Gregor Feindt Ruhepol in der wilden Farbenpracht: Rudolf Oberhuber steht im Franz-Marc-Saal des Lenbachhauses.

Acht Stunden stehen und schauen: Rudolf Oberhuber ist Aufseher im Lenbachhaus

Unter jedem Schritt des Aufsehers knackt der Boden, der Schlüsselbund, den er durch die Luft kreisen lässt, sirrt leise. Ansonsten ist die Abteilung „Münchner Malerei I“ absolut totenstill. Vor kurzem zierten hier noch gegenständliche Darstellungen aus dem 19. Jahrhundert die zartbraun gestrichenen Wän- de, Porträts, die würdevoll in den Raum blicken, Landschaftsbilder, auf denen die Menschen unter einem bedrohlich düsteren Himmel für die Ernte schuften. Seit dem vergangenen Wochenende hängt hier das druckgrafische Werk von Wassily Kandinsky – rund 230 Holz- und Linolschnitte, Radierungen, Lithografien und Plakate aus den Jahren 1903 bis 1942

Die Stille ist kein Problem für die Aufseher, die hier ihre Runden drehen. Sagt jedenfalls Rudolf Oberhuber, der seit fünf Jahren ihr Vorgesetzter ist. Ganze 14 Tage waren nach Antritt seiner neuen Stelle damals verstrichen, als dem frisch engagierten Museumswärter angetragen wurde, er könne bald mehr Verantwortung übernehmen. Vier Monate später war er Dienstleiter.

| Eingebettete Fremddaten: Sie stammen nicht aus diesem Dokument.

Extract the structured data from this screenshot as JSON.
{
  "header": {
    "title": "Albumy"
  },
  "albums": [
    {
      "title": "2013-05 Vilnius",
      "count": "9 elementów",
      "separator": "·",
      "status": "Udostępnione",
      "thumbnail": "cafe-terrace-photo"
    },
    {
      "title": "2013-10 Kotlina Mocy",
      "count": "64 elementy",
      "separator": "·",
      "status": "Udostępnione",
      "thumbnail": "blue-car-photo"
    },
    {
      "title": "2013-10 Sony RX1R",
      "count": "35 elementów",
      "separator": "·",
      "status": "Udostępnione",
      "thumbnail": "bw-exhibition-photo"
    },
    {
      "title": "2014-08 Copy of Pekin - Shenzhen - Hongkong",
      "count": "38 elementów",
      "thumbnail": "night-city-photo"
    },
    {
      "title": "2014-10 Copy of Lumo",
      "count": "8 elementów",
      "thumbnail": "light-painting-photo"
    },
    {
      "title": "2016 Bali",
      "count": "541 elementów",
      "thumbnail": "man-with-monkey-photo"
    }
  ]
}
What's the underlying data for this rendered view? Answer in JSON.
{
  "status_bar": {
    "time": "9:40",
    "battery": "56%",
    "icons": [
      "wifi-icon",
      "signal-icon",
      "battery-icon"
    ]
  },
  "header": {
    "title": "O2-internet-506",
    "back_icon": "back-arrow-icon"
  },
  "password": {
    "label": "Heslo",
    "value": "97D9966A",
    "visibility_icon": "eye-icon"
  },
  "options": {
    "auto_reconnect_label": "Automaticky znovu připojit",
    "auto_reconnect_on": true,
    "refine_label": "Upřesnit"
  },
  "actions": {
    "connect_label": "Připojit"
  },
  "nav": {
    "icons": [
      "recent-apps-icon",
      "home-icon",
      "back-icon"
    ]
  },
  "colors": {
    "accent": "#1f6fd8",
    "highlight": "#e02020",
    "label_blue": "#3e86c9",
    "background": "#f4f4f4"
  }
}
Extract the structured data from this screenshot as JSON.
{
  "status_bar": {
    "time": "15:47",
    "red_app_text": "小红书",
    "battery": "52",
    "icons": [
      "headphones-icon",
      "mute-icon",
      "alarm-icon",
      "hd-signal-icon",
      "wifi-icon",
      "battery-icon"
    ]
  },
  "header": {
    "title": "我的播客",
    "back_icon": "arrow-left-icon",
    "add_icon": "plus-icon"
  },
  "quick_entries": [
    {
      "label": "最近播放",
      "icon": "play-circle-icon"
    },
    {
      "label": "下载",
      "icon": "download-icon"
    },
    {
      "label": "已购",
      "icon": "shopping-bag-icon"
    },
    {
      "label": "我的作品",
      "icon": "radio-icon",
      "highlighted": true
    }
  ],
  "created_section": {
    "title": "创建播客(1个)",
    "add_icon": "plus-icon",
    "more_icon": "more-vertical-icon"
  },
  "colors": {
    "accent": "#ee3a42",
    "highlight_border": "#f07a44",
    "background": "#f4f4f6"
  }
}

Grauer Anzug und Krawatte gehören zu den Insignien von Oberhubers Führungstätigkeit, und wenn er spricht, dann bestimmt und präzise, ohne sich Mühe zu geben, sein breites Bairisch zu verbergen. Er und seine Mitarbeiter sind offiziell bei einer privaten Sicherheitsfirma angestellt, doch die meisten von ihnen arbeiten ständig hier im Lenbachhaus. Wenn man dem untersetzten, breitschultrigen Mann gegenübersteht, kann man sich ihn dennoch ohne weiteres als Rausschmeißer bei einem Rockkonzert vorstellen – trotz seiner 54 Jahre.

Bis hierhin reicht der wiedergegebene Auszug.